The defendant may request a review of the court's order by utilizing Order 47 Rule 1 and Section 114 of the Code. When new information comes to light, the court may find a flaw, or there may be a good reason to file a review application. A party that feels wronged by a decree has the right to file a review application against the decree, and while an appeal from the decree is permitted, none is submitted. The decree requires that a review application be submitted within thirty days after its passing.

  • It was declared in Parsion Devi and Ors. v. Sumitri Devi and Ors. (1997) that the judgment might be susceptible to reconsideration if there was an obvious mistake or error on the surface of the record. It is challenging to argue that an error that requires rational analysis to be established is evident from the record alone and warrants the Court's use of its review power under Order 47 Rule 1 CPC.

Filing of a suit on the ground of fraud: -

A case aimed only at setting aside an ex-parte decree is inadmissible; however, if the plaintiff obtained the order via deception, the defendant may bring a lawsuit against the decree. Then, even in the event that an appeal application is denied or an unsuccessful Rule 13 Order 9 application is lodged, the lawsuit is maintainable.

The plaintiff's plaint may be rejected by the court if it is established that the lawsuit is either barred by the statute of limitations or fails to disclose the cause of action.

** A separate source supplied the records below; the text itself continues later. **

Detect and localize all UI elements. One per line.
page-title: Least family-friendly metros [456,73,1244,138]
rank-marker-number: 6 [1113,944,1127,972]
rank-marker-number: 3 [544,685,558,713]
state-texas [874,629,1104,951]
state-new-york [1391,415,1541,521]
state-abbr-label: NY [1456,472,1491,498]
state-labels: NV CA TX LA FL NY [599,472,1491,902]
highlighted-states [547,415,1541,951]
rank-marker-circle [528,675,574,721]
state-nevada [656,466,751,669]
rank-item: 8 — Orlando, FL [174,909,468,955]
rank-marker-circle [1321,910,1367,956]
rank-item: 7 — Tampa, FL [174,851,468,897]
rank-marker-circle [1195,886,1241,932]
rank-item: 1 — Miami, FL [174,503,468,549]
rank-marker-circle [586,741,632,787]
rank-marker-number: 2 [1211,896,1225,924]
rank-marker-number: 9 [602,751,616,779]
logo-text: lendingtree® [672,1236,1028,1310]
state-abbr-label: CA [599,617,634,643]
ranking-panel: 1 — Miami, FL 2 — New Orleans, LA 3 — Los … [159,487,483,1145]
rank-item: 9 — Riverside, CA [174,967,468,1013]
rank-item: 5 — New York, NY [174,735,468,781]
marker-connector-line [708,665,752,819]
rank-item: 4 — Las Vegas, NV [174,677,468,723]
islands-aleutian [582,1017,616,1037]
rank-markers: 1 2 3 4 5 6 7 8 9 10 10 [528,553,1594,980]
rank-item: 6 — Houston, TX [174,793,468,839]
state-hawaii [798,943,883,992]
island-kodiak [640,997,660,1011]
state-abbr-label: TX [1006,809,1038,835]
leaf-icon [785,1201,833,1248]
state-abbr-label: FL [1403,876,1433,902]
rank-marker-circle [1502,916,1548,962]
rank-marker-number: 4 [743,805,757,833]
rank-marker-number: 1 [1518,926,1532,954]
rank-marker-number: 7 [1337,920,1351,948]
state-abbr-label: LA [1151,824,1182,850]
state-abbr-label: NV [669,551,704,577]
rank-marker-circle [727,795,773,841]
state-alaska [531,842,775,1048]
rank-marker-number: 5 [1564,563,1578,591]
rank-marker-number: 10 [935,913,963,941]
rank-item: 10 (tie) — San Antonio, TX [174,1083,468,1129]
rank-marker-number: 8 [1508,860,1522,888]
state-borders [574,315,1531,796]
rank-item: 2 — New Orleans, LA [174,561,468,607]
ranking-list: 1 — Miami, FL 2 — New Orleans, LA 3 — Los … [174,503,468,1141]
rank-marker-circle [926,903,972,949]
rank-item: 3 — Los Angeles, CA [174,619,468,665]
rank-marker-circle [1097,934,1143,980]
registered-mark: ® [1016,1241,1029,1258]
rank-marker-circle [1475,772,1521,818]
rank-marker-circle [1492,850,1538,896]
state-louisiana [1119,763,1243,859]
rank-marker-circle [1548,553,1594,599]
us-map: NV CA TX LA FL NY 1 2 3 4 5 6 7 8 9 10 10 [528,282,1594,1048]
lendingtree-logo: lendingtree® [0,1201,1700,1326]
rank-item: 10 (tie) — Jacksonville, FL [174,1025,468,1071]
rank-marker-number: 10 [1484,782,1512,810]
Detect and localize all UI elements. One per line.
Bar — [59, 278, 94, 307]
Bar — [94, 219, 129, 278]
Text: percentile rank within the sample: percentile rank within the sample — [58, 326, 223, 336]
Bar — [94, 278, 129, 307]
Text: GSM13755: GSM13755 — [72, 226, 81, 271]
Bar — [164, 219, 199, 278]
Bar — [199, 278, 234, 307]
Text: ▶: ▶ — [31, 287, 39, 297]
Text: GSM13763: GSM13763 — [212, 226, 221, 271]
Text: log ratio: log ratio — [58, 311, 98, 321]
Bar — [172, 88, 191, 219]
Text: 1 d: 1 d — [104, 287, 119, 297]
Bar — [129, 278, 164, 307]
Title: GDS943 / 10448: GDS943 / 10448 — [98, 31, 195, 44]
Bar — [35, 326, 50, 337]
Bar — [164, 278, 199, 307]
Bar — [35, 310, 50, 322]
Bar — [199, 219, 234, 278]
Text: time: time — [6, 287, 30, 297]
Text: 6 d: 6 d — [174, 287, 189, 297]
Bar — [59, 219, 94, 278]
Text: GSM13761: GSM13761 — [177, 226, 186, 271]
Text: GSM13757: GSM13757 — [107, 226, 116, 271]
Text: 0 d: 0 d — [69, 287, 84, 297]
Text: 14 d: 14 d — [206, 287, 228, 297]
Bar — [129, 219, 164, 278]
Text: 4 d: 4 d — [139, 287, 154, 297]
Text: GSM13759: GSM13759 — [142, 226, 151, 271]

If an ex parte order is reversed, the parties are returned to their pre-defendant positions, the case is reopened, and the court renders a decision based on the merits of the case. There is an appeal process available if a request to set aside is turned down. Appeal: A person who is the subject of an ex parte decree and who has not exhausted all of his or her remedies under Rule 13 Order 9 may do so in line with Section 96(2). The defendant is not permitted to appeal the decision or file an ex-parte grievance if their attempt to set aside an ex-parte judgment is rejected.

Review: Rule 1 Order 47 CPC permits a judgment to be reviewed. The petitioner may ask for a review of the decree if they satisfy the prerequisites.


To begin with we will understand what the term ‘res judicata’ actually means.The theory, which comes from the Latin "a matter judged," forbids parties from bringing up the same argument in support of a decision that has already been made. The concept aims to preserve judicial resources and guarantee the finality of verdicts. In addition, it is usually not in the public interest to litigate an already decided case repeatedly.

Until it is reversed, an ex parte decree remains enforceable and legitimate. But whether the case was judged on its merits is the real yardstick for res judicata. In order to determine whether the judgment was rendered on the merits, one must first determine whether it was merely formal in nature, whether it was issued as retribution for any actions taken by the defendant, or whether it was founded on an assessment of the veracity or falsity of the plaintiff's claim—regardless of the fact that the plaintiff presented the evidence while the defendant was not present. Therefore, just because a decree was passed ex parte does not mean that it is res judicata. As a result, it acts in res judicata.


The Indian Civil Procedure Code offers the legal remedy of setting aside an ex-parte order to address situations in which a party has suffered an unfavourable effect from an order issued without their presence. The defendant must provide sufficient justification for their non-appearance or show that the summons was not served properly to succeed in having the order set aside.Therefore, it will be better to comply with the directions as given by the court rather than delving into an ocean of further legal procedures or remedies.